Publié le 7 février 2014 dans Le Point.fr

L’astrophysicien explique comment le ministre de l’Écologie a autorisé la chasse aux oies au-delà du 31 janvier, en dépit de la loi.

Oies cendrées
Des oies cendrées volant dans le parc ornithologique du Marquenterre. © DENIS CHARLET / AFP.

Eh oui, le Conseil d’État, la plus haute juridiction de notre pays en matière de justice administrative, a dû, une fois encore, prendre sur son temps précieux pour cause de récidive ministérielle ! Eh oui, la récidive, ça existe et c’est difficile à empêcher. La tentation est forte comme l’histoire qui suit le montre. Désireux de continuer à chasser au-delà de la période actuellement autorisée, des chasseurs d’oies ont fait monter la pression. On peut comprendre : une passion, c’est difficile à contrôler ! Et leurs élus tiennent à le rester. Ah, les élections ! Apparemment, dans le monde politique, l’attrait des bulletins de vote semble aussi irrésistible … Et les oies ne votent pas !

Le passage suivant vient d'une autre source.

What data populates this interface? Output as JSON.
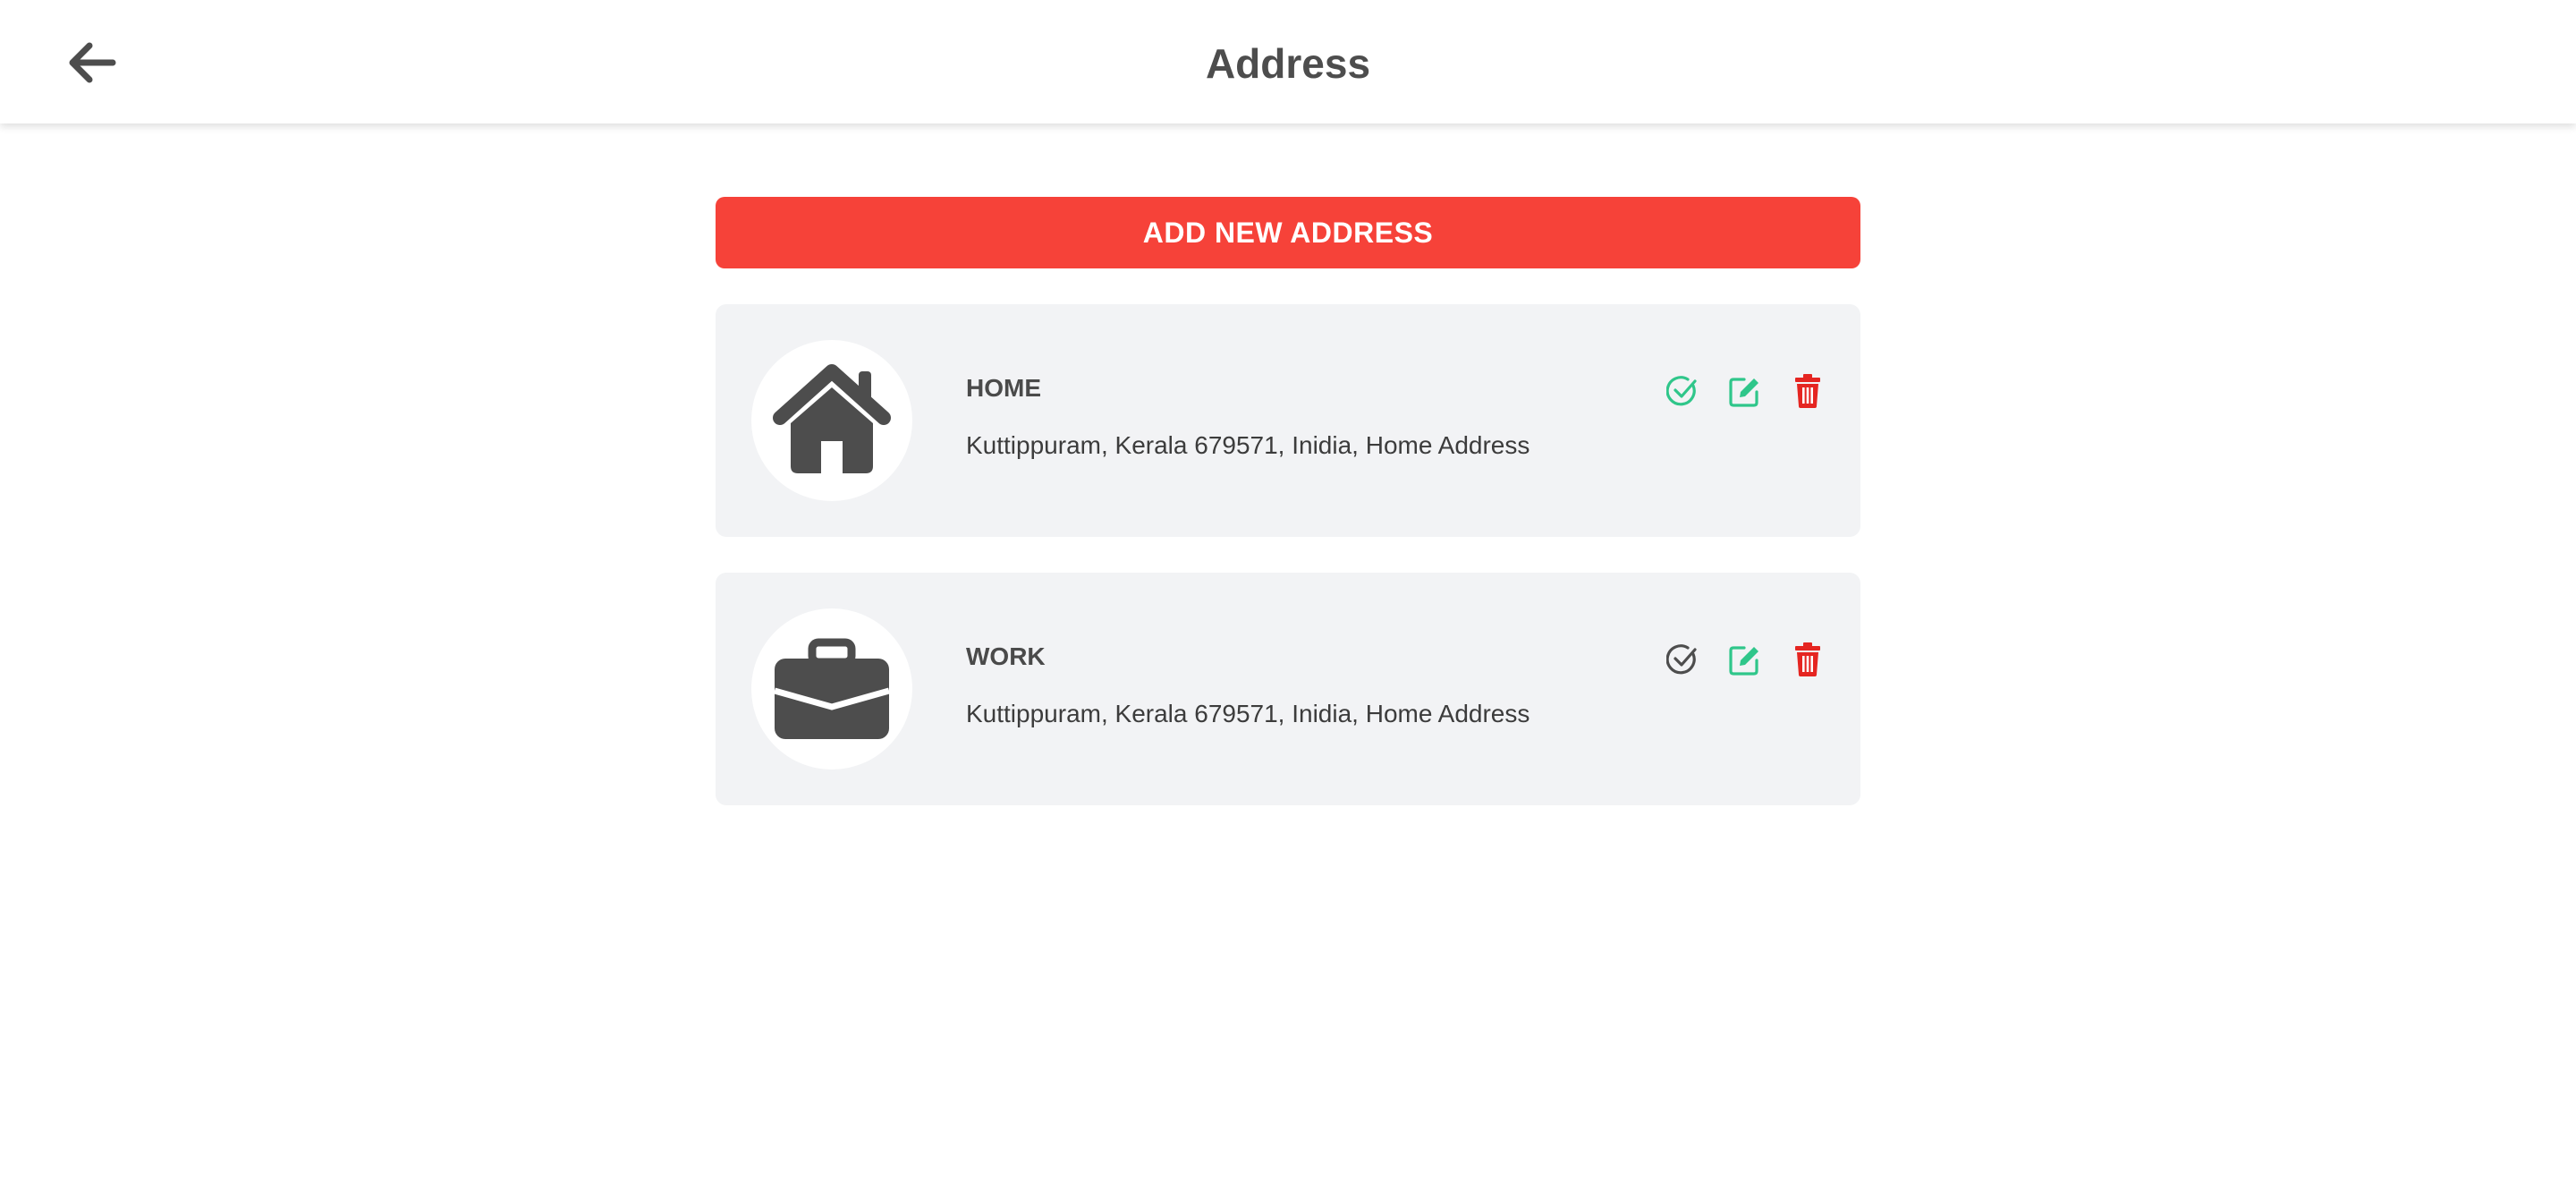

Forcément, la balle passe finalement dans le camp du gouvernement. C’est lui qui décide, et normalement dans le respect des textes légaux. S’il est aisé de se souvenir qu’on peut tuer les oiseaux migrant vers le Sud, il est, ô combien, difficile de se rappeler le texte qui les protège quand ils remontent vers le Nord pour perpétuer les espèces. Plusieurs ministres ont eu, dans le passé, ce genre d’amnésie. Mais le passé est le passé, on ne va pas citer de noms.

Le ministère brouillé avec les dates ?

Revenons au présent : sans tenir compte des textes et d’une jurisprudence solidement établie, notre ministre de l’Écologie, assuré — comme de bien entendu — de la solidarité de tous les autres, a autorisé la chasse aux oies au-delà du 31 janvier et jusqu’au 10 février. Il se pourrait bien qu’au ministère on soit brouillé avec les dates, car la consultation publique préalable à la prise d’arrêté doit durer 21 jours. Elle a commencé le 21..., mais s’est arrêtée le 28 janvier.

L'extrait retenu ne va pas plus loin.